From dawn to dusk, Damaraland and everything this beautiful place has to offer ensures a busy day ahead.Driving through the Toro Conservancy we follow the course of the dry riverbeds of the Huab and Uniab Rivers, where we hope to catch a glimpse of the magnificent desert adapted animals. With luck we will see the elusive desert black rhino and elephant. Upon our return to camp – we have the opportunity to refuel our vehicles.
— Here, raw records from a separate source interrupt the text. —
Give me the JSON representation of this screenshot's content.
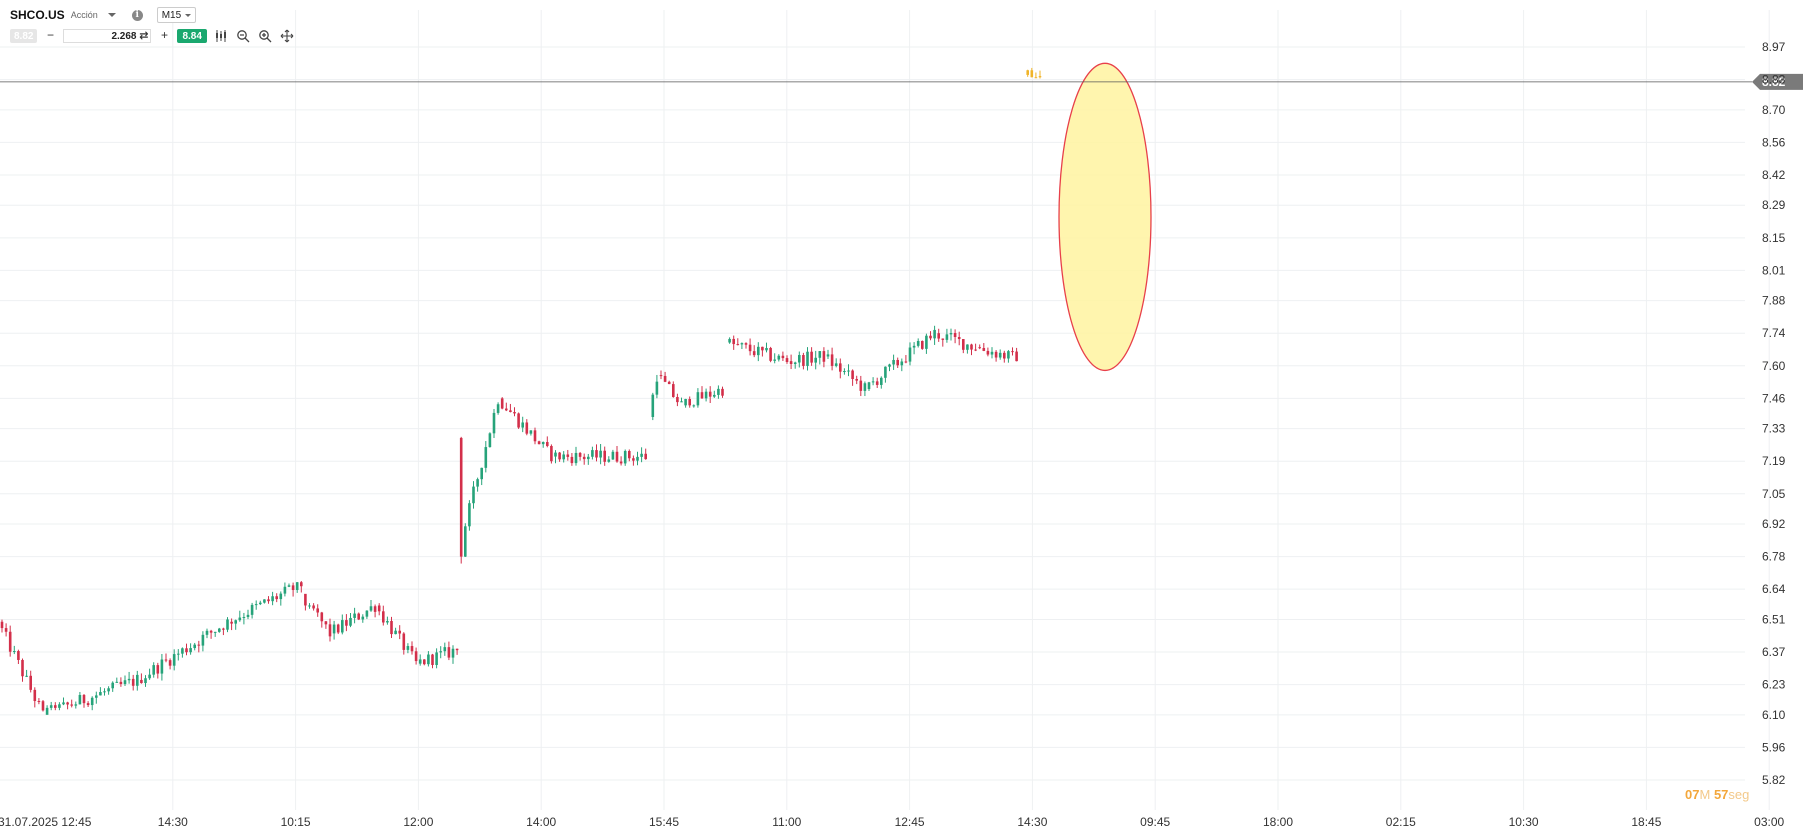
{
  "toolbar": {
    "symbol": "SHCO.US",
    "instrument_type": "Acción",
    "info_icon": "info-icon",
    "timeframe": "M15",
    "sell_price": "8.82",
    "quantity": "2.268",
    "buy_price": "8.84",
    "tools": [
      "candlestick-icon",
      "zoom-out-icon",
      "zoom-in-icon",
      "move-icon"
    ]
  },
  "countdown": {
    "minutes": "07",
    "minutes_unit": "M",
    "seconds": "57",
    "seconds_unit": "seg"
  },
  "colors": {
    "up": "#26a37a",
    "down": "#d32f4a",
    "highlight_fill": "#fff3a0",
    "highlight_stroke": "#e8404a",
    "price_tag": "#7a7a7a"
  },
  "chart_data": {
    "type": "candlestick",
    "symbol": "SHCO.US",
    "timeframe": "M15",
    "ylim": [
      5.82,
      8.97
    ],
    "y_ticks": [
      8.97,
      8.83,
      8.7,
      8.56,
      8.42,
      8.29,
      8.15,
      8.01,
      7.88,
      7.74,
      7.6,
      7.46,
      7.33,
      7.19,
      7.05,
      6.92,
      6.78,
      6.64,
      6.51,
      6.37,
      6.23,
      6.1,
      5.96,
      5.82
    ],
    "x_ticks": [
      "31.07.2025 12:45",
      "14:30",
      "10:15",
      "12:00",
      "14:00",
      "15:45",
      "11:00",
      "12:45",
      "14:30",
      "09:45",
      "18:00",
      "02:15",
      "10:30",
      "18:45",
      "03:00"
    ],
    "current_price": 8.82,
    "current_price_label": "8.82",
    "segments": [
      {
        "from": 6.5,
        "to": 6.1,
        "low": 6.08,
        "high": 6.51
      },
      {
        "from": 6.1,
        "to": 6.25,
        "low": 6.12,
        "high": 6.29
      },
      {
        "from": 6.25,
        "to": 6.5,
        "low": 6.22,
        "high": 6.52
      },
      {
        "from": 6.5,
        "to": 6.66,
        "low": 6.4,
        "high": 6.68
      },
      {
        "from": 6.62,
        "to": 6.45,
        "low": 6.33,
        "high": 6.58
      },
      {
        "from": 6.45,
        "to": 6.57,
        "low": 6.42,
        "high": 6.6
      },
      {
        "from": 6.57,
        "to": 6.32,
        "low": 6.3,
        "high": 6.58
      },
      {
        "from": 6.32,
        "to": 6.38,
        "low": 6.3,
        "high": 6.47
      },
      {
        "from": 6.78,
        "to": 7.46,
        "low": 6.71,
        "high": 7.48
      },
      {
        "from": 7.46,
        "to": 7.21,
        "low": 7.18,
        "high": 7.47
      },
      {
        "from": 7.21,
        "to": 7.21,
        "low": 7.17,
        "high": 7.28
      },
      {
        "from": 7.38,
        "to": 7.56,
        "low": 7.36,
        "high": 7.6
      },
      {
        "from": 7.56,
        "to": 7.43,
        "low": 7.4,
        "high": 7.58
      },
      {
        "from": 7.43,
        "to": 7.5,
        "low": 7.42,
        "high": 7.52
      },
      {
        "from": 7.7,
        "to": 7.62,
        "low": 7.58,
        "high": 7.73
      },
      {
        "from": 7.62,
        "to": 7.64,
        "low": 7.58,
        "high": 7.68
      },
      {
        "from": 7.64,
        "to": 7.5,
        "low": 7.47,
        "high": 7.72
      },
      {
        "from": 7.5,
        "to": 7.74,
        "low": 7.48,
        "high": 7.78
      },
      {
        "from": 7.74,
        "to": 7.68,
        "low": 7.62,
        "high": 7.76
      },
      {
        "from": 7.68,
        "to": 7.63,
        "low": 7.61,
        "high": 7.7
      },
      {
        "from": 8.85,
        "to": 8.84,
        "low": 8.83,
        "high": 8.88
      }
    ],
    "highlight": {
      "type": "ellipse",
      "from_value": 7.58,
      "to_value": 8.9
    }
  }
}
We drive west to the formidable coast with its mists and powerful currents, entering a landscape of bare gravel plains and where no rain falls.We drive into the Skeleton Coast National Park where we visit Tora bay and walk towards the Uniab waterfall before enjoying lunch along the coast before heading back east to Palmwag
We leave Palmwag and Damaraland via the Grootberg Pass, and on to Kamanjap and Outjo, where we refuel, and there will also be “shopping time” at the well-stocked supermarket.And then on to Etosha! Once again, the Bhejane crew will be waiting to welcome us.In the late afternoon, we leave camp to test our game viewing skills, either at a waterhole or on a drive around the edge of the pan. Back in camp we spend the remainder of the evening observing the nocturnal activities at the floodlit waterhole in the camp.
Early to rise, and we wake up to another hearty breakfast as the sun rises over Etosha. We can either spend the morning waiting for the action to come to us, whilst we park comfortably in the shade at the famous Ombika waterhole, or drive around the park’s excellent road system, to test our game viewing skills.Will we see game? We surely will! As bird life is extraordinary with 325 species identified, and the animals which live permanently around the pan number approximately 30 000 blue wildebeest, 25 000 springbok, 23 000 zebra, 5 000 kudu, 3 000 hartebeest, 2 600 eland, 3 000 oryx, 450 giraffe, 2 000 elephant, 260 lions, 200 black rhinos, and numerous smaller creatures.
Returning to camp for lunch, we spend the early afternoon enjoying the pool and the other attractions that camp has to offer. In the evening we visit the fabled “Sprokieswoud”, a strangely localised forest of Moringa Ova Folia trees, and also testing our game viewing skills along the way.Back in camp, and after enjoying another of our chef’s culinary surprises, we once again spend the remainder of the evening observing the nocturnal activities at the floodlit waterhole.
Days 10 and 11:
These are our last two full days of the trip and, with Etosha being so vast, everybody has the chance to go off on their own on some game viewing experience. By now you will know which part of the park is your favourite and where you have had the most success.The Bhejane guide will always be on hand with advice and, like on the other game viewing days, the catering team will be happy to supply those of you who are heading out for the day, with a packed picnic lunch.Once we have settled into our camp that evening, we enjoy a sociable evening around the campfire reliving the exciting events of the day, and the "night owls" can pay a visit to the floodlit waterhole.
After a lavish breakfast, we must sadly say goodbye to our new friends and travel companions as we pack up and head for home.